First of all, you have to be in a certain mood to wear a hat. You make an entrance wearing a hat. People notice you. If you're in a wallflower sort of mood, you don't wear a hat. You pull up your hood instead.

The second reason is, if you wear a hat, you pay the price. Sure, when you make your entrance, you have that moment of glory. You feel great. If you're wearing an elegant hat, you feel romantic and feminine. Your hair - wispy little tendrils poking out, a soft curl here or there - is perfect. You feel like Ingrid Bergman. Under a cloche, you're Ali McGraw. In a beret, you're Faye Dunaway. In a fleece baseball cap, you're a model. You could be waving from a ski lift in a travel poster. Who cares what your hair looks like underneath? You're thin, rosy-cheeked and gorgeous.

Then there's that other moment. At some point, you have to take your hat off. You know what's coming. Any woman who has ever worn a hat knows what I'm talking about. "Hat Hair."

That's right. Hat hair. Flat hair. Drowned rat hair.

No longer do you feel like a movie star or model. Your hair is sticking to your head. It's damp. If it started out wavy, it's straight. If it started out curly, it's frizzy. You long to put your hat back on, but it's too darn hot indoors. Hat hair can be a year-round phenomenon, but it's much worse in the winter.

In the summer, my mother-in-law wears straw hats when she drives around in her convertible. I wear a Beatles hat when I run and a Panama when I garden. In the summer, you typically don't wear hats to important events. But in the winter, you wear hats to go out on the town. You wear hats to plays, parties, and out to dinner. Unfortunately your entrance, though it may be your favorite part of the evening, is over all too quickly. You have to spend the rest of the important event with hat hair.

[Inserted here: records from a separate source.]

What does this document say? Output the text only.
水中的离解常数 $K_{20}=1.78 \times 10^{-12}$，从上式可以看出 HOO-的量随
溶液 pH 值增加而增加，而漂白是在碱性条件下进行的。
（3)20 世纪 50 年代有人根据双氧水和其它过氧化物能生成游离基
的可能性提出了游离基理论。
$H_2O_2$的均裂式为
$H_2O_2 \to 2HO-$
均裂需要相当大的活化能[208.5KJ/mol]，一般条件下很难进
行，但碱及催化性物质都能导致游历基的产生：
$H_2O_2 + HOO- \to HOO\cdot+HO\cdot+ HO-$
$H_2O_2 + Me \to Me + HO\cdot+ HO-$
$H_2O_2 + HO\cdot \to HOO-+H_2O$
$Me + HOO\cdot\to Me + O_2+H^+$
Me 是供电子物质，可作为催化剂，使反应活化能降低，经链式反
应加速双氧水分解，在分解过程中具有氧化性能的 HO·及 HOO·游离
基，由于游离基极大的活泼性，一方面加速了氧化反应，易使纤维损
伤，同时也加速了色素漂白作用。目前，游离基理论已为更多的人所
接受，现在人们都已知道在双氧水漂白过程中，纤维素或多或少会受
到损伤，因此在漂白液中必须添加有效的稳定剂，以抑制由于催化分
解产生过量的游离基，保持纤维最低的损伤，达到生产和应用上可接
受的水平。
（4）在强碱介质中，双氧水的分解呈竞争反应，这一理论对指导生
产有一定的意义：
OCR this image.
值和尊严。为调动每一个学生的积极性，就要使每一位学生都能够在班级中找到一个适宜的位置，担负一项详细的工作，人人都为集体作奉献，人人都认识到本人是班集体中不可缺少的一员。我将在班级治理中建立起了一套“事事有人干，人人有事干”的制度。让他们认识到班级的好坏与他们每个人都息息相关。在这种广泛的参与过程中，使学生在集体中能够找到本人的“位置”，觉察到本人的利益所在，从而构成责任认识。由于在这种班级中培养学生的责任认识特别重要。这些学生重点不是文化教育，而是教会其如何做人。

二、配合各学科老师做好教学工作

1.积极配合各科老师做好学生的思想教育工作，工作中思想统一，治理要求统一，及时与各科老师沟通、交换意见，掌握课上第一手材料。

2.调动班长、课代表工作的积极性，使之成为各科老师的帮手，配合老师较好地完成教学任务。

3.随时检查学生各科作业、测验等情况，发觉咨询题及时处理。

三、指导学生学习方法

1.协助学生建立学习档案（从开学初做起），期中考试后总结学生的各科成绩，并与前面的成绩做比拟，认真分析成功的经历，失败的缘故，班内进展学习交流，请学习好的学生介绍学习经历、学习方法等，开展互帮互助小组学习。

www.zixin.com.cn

So what's a woman to do? You could carry a small arsenal of styling equipment in your purse: blow dryer, curling iron, round brush, and gel. But then there's the "Purse Problem." Important events demand small, refined clutches, not gigantic tote bags.

My mother-in-law always makes an announcement before she removes her hat. "Did everyone see my hat?" she says. I like that. I've started to imitate her. Not only do you make sure your hat was appreciated, but you let everyone know why your hair looks funny.

I guess hat hair's just another side effect of winter, worse than cold toes, but not nearly as bad as shoveling out your car. Look on the bright side; soon it will be spring. We can put away our winter hats. Before you know it, it will be summer, and all we'll have to worry about is bathing cap hair.